Offering economic opportunities
The study elaborates on how the agriculture sector is leading the way in saving energy, but that there is great potential in for instance the manufacturing sector and the built environment. It also explains the need for more frequent data on energy use and that energy efficiency offers economic opportunities.
Hans van der Noordaa, member of the ING Bank Executive Board: “Targeting energy savings will reduce carbon emissions and lower energy costs in the production processes of Dutch businesses. This will give us a competitive advantage internationally. In addition we will be creating jobs in the Dutch market for residential and commercial building insulation.”
Current situation
The Dutch economy is making increasingly efficient use of energy. Over the past decade energy efficiency has improved by an annual 1.1%. In other words, without the energy efficiency drive we would currently be using around 12% more energy than 10 years ago. The agricultural and horticultural sectors, industry and households in particular have become more efficient in their energy usage, whilst the transport sector has made little headway.
The EU targets are to achieve an annual 1.5% improvement in energy efficiency and for 16% of the energy requirement to be derived from sustainable energy sources by 2020.
Adopting new approaches
In order to further reduce energy consumption the Energy Accord must boldly adopt new approaches in terms of supply and demand of products and services that encourage more efficient use of energy and the mobilising of funding for energy saving measures. ING is urging the SER to take considerations such as the following into account when drafting the accord:
- The desire to save energy is manifesting itself in the context of a growing energy requirement. The policy in the Netherlands is aimed at more efficient use of energy: individual products and services have to be more energy efficient, but there is no guarantee that consumers will buy these products. The Energy Accord should therefore also focus on actively reducing energy consumption.

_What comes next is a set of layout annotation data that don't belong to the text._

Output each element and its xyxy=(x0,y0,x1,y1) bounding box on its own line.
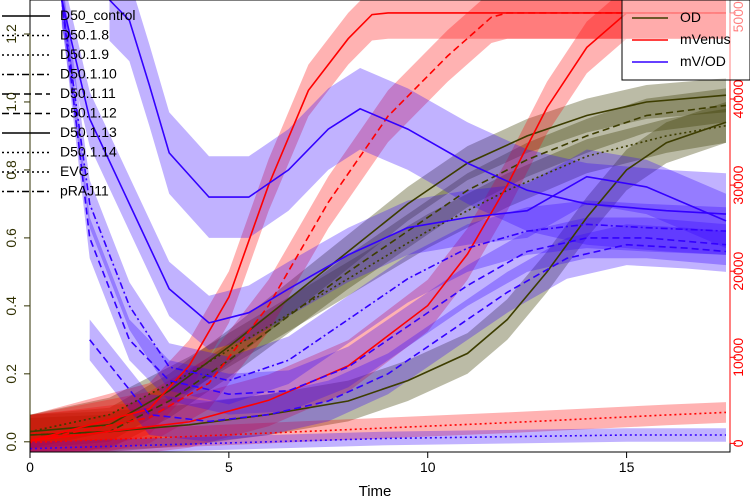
strain-legend-label-0: D50_control xyxy=(60,7,136,23)
band-mvenus-7 xyxy=(30,402,726,452)
band-mvenus-6 xyxy=(30,0,726,452)
strain-legend-label-9: pRAJ11 xyxy=(60,183,109,199)
series-lines xyxy=(30,0,727,450)
y-left-tick-label-0.0: 0.0 xyxy=(3,432,19,452)
band-od-0 xyxy=(30,78,726,449)
line-mv-od-13 xyxy=(30,434,726,450)
line-od-2 xyxy=(30,121,727,436)
band-od-1 xyxy=(30,88,726,452)
y-right-tick-label-20000: 20000 xyxy=(730,252,746,291)
axis-legend-label-0: OD xyxy=(680,9,701,25)
strain-legend-label-2: D50.1.9 xyxy=(60,46,109,62)
line-mv-od-12 xyxy=(61,0,727,382)
strain-legend-label-8: EVC xyxy=(60,163,89,179)
y-right-tick-label-10000: 10000 xyxy=(730,338,746,377)
line-mv-od-9 xyxy=(61,0,727,324)
strain-legend: D50_control D50.1.8 D50.1.9 D50.1.10 D50.1.1… xyxy=(2,7,136,199)
axis-legend-label-1: mVenus xyxy=(680,31,731,47)
band-mv-od-12 xyxy=(61,0,726,405)
y-left-tick-label-1.0: 1.0 xyxy=(3,92,19,112)
x-axis: 0 5 10 15 xyxy=(26,451,635,475)
line-mvenus-7 xyxy=(30,411,727,444)
band-mv-od-11 xyxy=(89,224,726,442)
line-mvenus-5 xyxy=(30,12,726,442)
strain-legend-label-7: D50.1.14 xyxy=(60,144,117,160)
y-left-tick-label-0.6: 0.6 xyxy=(3,228,19,248)
line-mvenus-6 xyxy=(30,12,726,442)
x-axis-label: Time xyxy=(359,483,392,500)
x-tick-label-10: 10 xyxy=(420,459,436,475)
y-left-tick-label-0.4: 0.4 xyxy=(3,296,19,316)
y-right-tick-label-0: 0 xyxy=(730,439,746,447)
strain-legend-label-1: D50.1.8 xyxy=(60,27,109,43)
y-right-tick-label-40000: 40000 xyxy=(730,79,746,118)
strain-legend-label-5: D50.1.12 xyxy=(60,105,117,121)
band-mvenus-5 xyxy=(30,0,726,452)
y-left-tick-label-1.2: 1.2 xyxy=(3,24,19,44)
axis-legend: OD mVenus mV/OD xyxy=(621,0,750,81)
y-left-tick-label-0.8: 0.8 xyxy=(3,160,19,180)
line-od-0 xyxy=(30,94,727,433)
strain-legend-label-4: D50.1.11 xyxy=(60,85,116,101)
band-od-3 xyxy=(30,108,726,449)
line-od-3 xyxy=(30,124,727,433)
band-mv-od-9 xyxy=(61,0,726,350)
band-mv-od-8 xyxy=(109,0,726,255)
line-mvenus-4 xyxy=(30,12,726,442)
y-axis-left: 0.0 0.2 0.4 0.6 0.8 1.0 1.2 xyxy=(3,24,31,452)
line-mv-od-8 xyxy=(108,0,727,215)
x-tick-label-0: 0 xyxy=(26,459,34,475)
line-od-1 xyxy=(30,104,727,436)
y-right-tick-label-30000: 30000 xyxy=(730,165,746,204)
strain-legend-label-6: D50.1.13 xyxy=(60,124,117,140)
band-mv-od-13 xyxy=(30,428,726,452)
line-mv-od-11 xyxy=(89,243,727,423)
strain-legend-label-3: D50.1.10 xyxy=(60,66,117,82)
y-left-tick-label-0.2: 0.2 xyxy=(3,364,19,384)
x-tick-label-15: 15 xyxy=(619,459,635,475)
x-tick-label-5: 5 xyxy=(225,459,233,475)
axis-legend-label-2: mV/OD xyxy=(680,53,726,69)
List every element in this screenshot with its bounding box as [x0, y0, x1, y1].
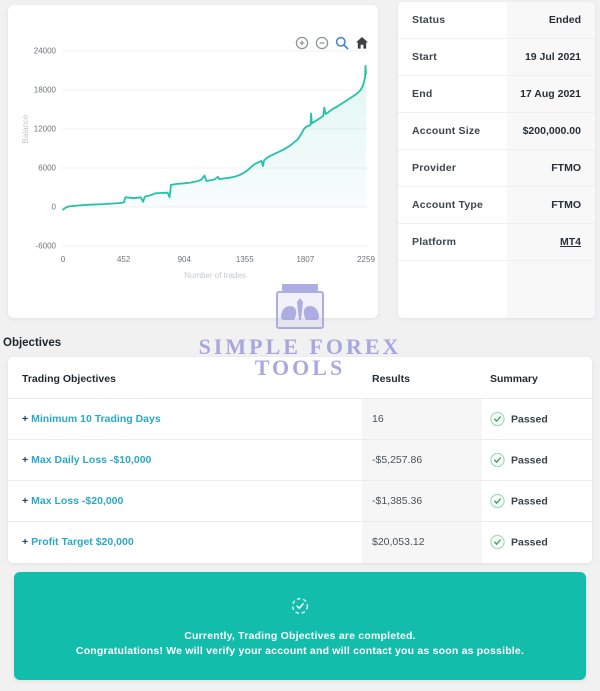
x-tick-label: 1355 [236, 255, 254, 264]
account-type-value: FTMO [551, 199, 581, 211]
objective-row-profit-target: + Profit Target $20,000 $20,053.12 Passed [8, 521, 592, 562]
status-badge-passed: Passed [490, 452, 548, 468]
start-date-value: 19 Jul 2021 [524, 51, 581, 63]
x-axis-title: Number of trades [184, 271, 246, 280]
objective-result: $20,053.12 [372, 536, 425, 548]
balance-equity-chart[interactable]: -6000 0 6000 12000 18000 24000 0 452 904 1355 1807… [8, 5, 378, 318]
account-details-panel: Status Ended Start 19 Jul 2021 End 17 Au… [398, 2, 595, 318]
objective-row-max-loss: + Max Loss -$20,000 -$1,385.36 Passed [8, 480, 592, 521]
header-summary: Summary [490, 373, 538, 385]
passed-label: Passed [511, 495, 548, 507]
y-tick-label: 12000 [34, 125, 57, 134]
status-value: Ended [548, 14, 581, 26]
zoom-out-icon[interactable] [315, 36, 329, 50]
banner-message-line2: Congratulations! We will verify your acc… [75, 645, 525, 657]
detail-label: Status [412, 14, 446, 26]
passed-check-icon [490, 452, 505, 468]
passed-check-icon [490, 534, 505, 550]
expand-plus-icon: + [22, 413, 29, 425]
detail-row-end: End 17 Aug 2021 [398, 76, 595, 113]
header-results: Results [372, 373, 410, 385]
balance-line-series [62, 65, 367, 211]
objective-row-min-trading-days: + Minimum 10 Trading Days 16 Passed [8, 398, 592, 439]
detail-label: End [412, 88, 433, 100]
x-tick-label: 904 [178, 255, 192, 264]
objective-link[interactable]: + Max Daily Loss -$10,000 [22, 454, 152, 466]
objective-link[interactable]: + Profit Target $20,000 [22, 536, 134, 548]
status-badge-passed: Passed [490, 493, 548, 509]
passed-label: Passed [511, 413, 548, 425]
account-size-value: $200,000.00 [522, 125, 581, 137]
detail-label: Start [412, 51, 437, 63]
zoom-in-icon[interactable] [295, 36, 309, 50]
x-tick-label: 1807 [296, 255, 314, 264]
passed-check-icon [490, 411, 505, 427]
detail-row-status: Status Ended [398, 2, 595, 39]
x-tick-label: 2259 [357, 255, 375, 264]
banner-message-line1: Currently, Trading Objectives are comple… [184, 630, 416, 642]
objective-result: -$5,257.86 [372, 454, 423, 466]
y-axis-title: Balance [21, 114, 30, 143]
detail-row-platform: Platform MT4 [398, 224, 595, 261]
box-zoom-icon[interactable] [335, 36, 349, 50]
y-tick-label: 0 [52, 203, 57, 212]
reset-axes-home-icon[interactable] [355, 36, 369, 50]
objective-result: 16 [372, 413, 384, 425]
detail-label: Platform [412, 236, 457, 248]
y-tick-label: -6000 [36, 242, 57, 251]
objectives-table-header: Trading Objectives Results Summary [8, 357, 592, 398]
passed-label: Passed [511, 454, 548, 466]
expand-plus-icon: + [22, 536, 29, 548]
balance-chart-card: -6000 0 6000 12000 18000 24000 0 452 904 1355 1807… [8, 5, 378, 318]
chart-toolbar [295, 36, 369, 50]
provider-value: FTMO [551, 162, 581, 174]
status-badge-passed: Passed [490, 534, 548, 550]
objective-link[interactable]: + Minimum 10 Trading Days [22, 413, 161, 425]
status-badge-passed: Passed [490, 411, 548, 427]
expand-plus-icon: + [22, 495, 29, 507]
dashed-check-icon [291, 597, 309, 615]
end-date-value: 17 Aug 2021 [520, 88, 581, 100]
objective-row-max-daily-loss: + Max Daily Loss -$10,000 -$5,257.86 Pass… [8, 439, 592, 480]
y-tick-label: 18000 [34, 86, 57, 95]
detail-label: Account Size [412, 125, 481, 137]
objectives-table: Trading Objectives Results Summary + Mini… [8, 357, 592, 563]
y-tick-label: 24000 [34, 47, 57, 56]
passed-label: Passed [511, 536, 548, 548]
passed-check-icon [490, 493, 505, 509]
platform-link[interactable]: MT4 [560, 236, 581, 248]
objective-result: -$1,385.36 [372, 495, 423, 507]
detail-row-account-size: Account Size $200,000.00 [398, 113, 595, 150]
y-tick-label: 6000 [38, 164, 56, 173]
detail-row-start: Start 19 Jul 2021 [398, 39, 595, 76]
header-trading-objectives: Trading Objectives [22, 373, 116, 385]
expand-plus-icon: + [22, 454, 29, 466]
watermark-text-line1: SIMPLE FOREX [198, 334, 402, 359]
detail-label: Account Type [412, 199, 484, 211]
objective-link[interactable]: + Max Loss -$20,000 [22, 495, 124, 507]
balance-area-fill [63, 65, 366, 210]
x-tick-label: 452 [117, 255, 131, 264]
detail-label: Provider [412, 162, 457, 174]
x-tick-label: 0 [61, 255, 66, 264]
objectives-heading: Objectives [3, 337, 62, 349]
detail-row-provider: Provider FTMO [398, 150, 595, 187]
detail-row-account-type: Account Type FTMO [398, 187, 595, 224]
completion-banner: Currently, Trading Objectives are comple… [14, 572, 586, 680]
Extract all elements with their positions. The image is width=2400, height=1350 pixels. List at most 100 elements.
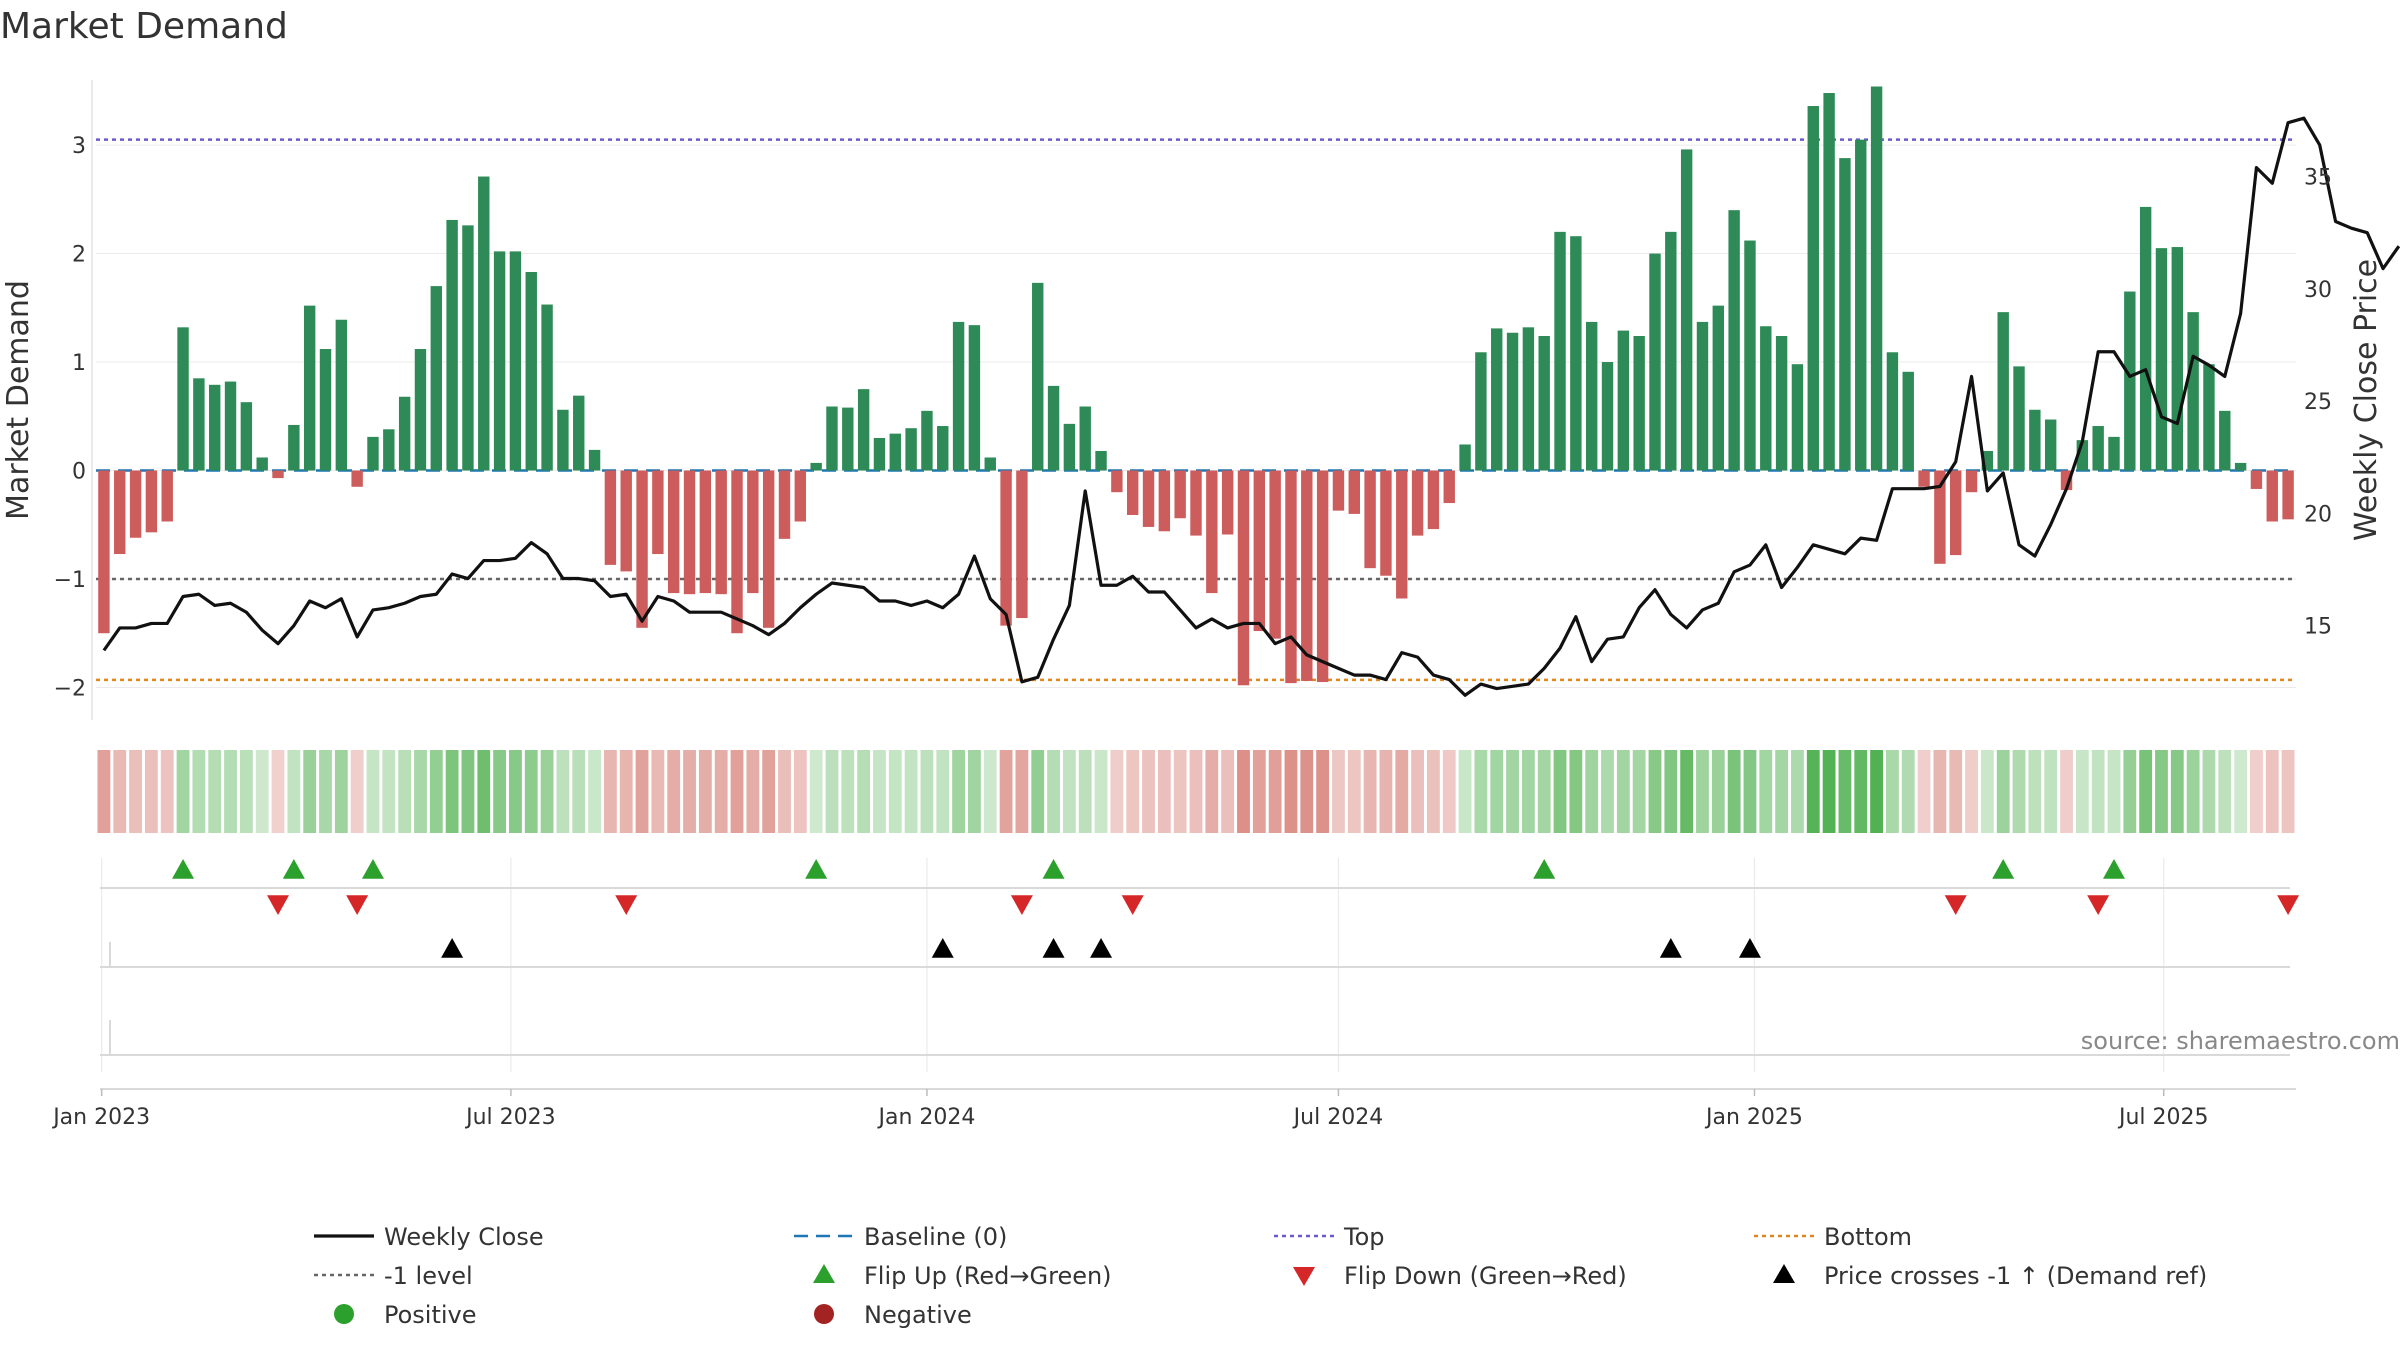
heat-cell (1838, 750, 1852, 833)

- Behaviour is a major factor in energy consumption and ingrained behaviour patterns are hard to change. In view of this the Energy Accord should also provide for policy and initiatives aimed at raising awareness of energy saving in society at large
- Efficient use of energy at product or equipment level is the low-hanging fruit, but the biggest gains stand to be made from increased efficiency throughout the entire energy chain: in some chains a mere 11% of the energy is used efficiently. Smart meters, energy labels displaying consumption throughout the life of the product, and ready availability of up-to-date information on energy saving in the various sectors of the Dutch economy will all contribute to this.
Concerted action by investors and financiers is key
Concerted action by investors and financiers is key to realising these objectives. A key factor in this respect is that investors currently have limited visibility of the value created by energy saving in the long term and how this can be translated into financial returns. This is because there is no clear framework of consistent government policy at present.
Van der Noordaa: “Facilitating investments and loans for energy saving on this scale will require major steps from the financial sector, but also from the government. It is crucial to investors and financiers to be able to operate with a long-term horizon of 10 to 15 years. To achieve this they need to be able to rely on a long-term commitment from the government to design and implement energy saving plans. And so we are urging the Social Economic Council to ensure that the Energy Accord also provides for policy with a long-term horizon. Only then will the public and private sectors be able to act in concert to realise these plans.”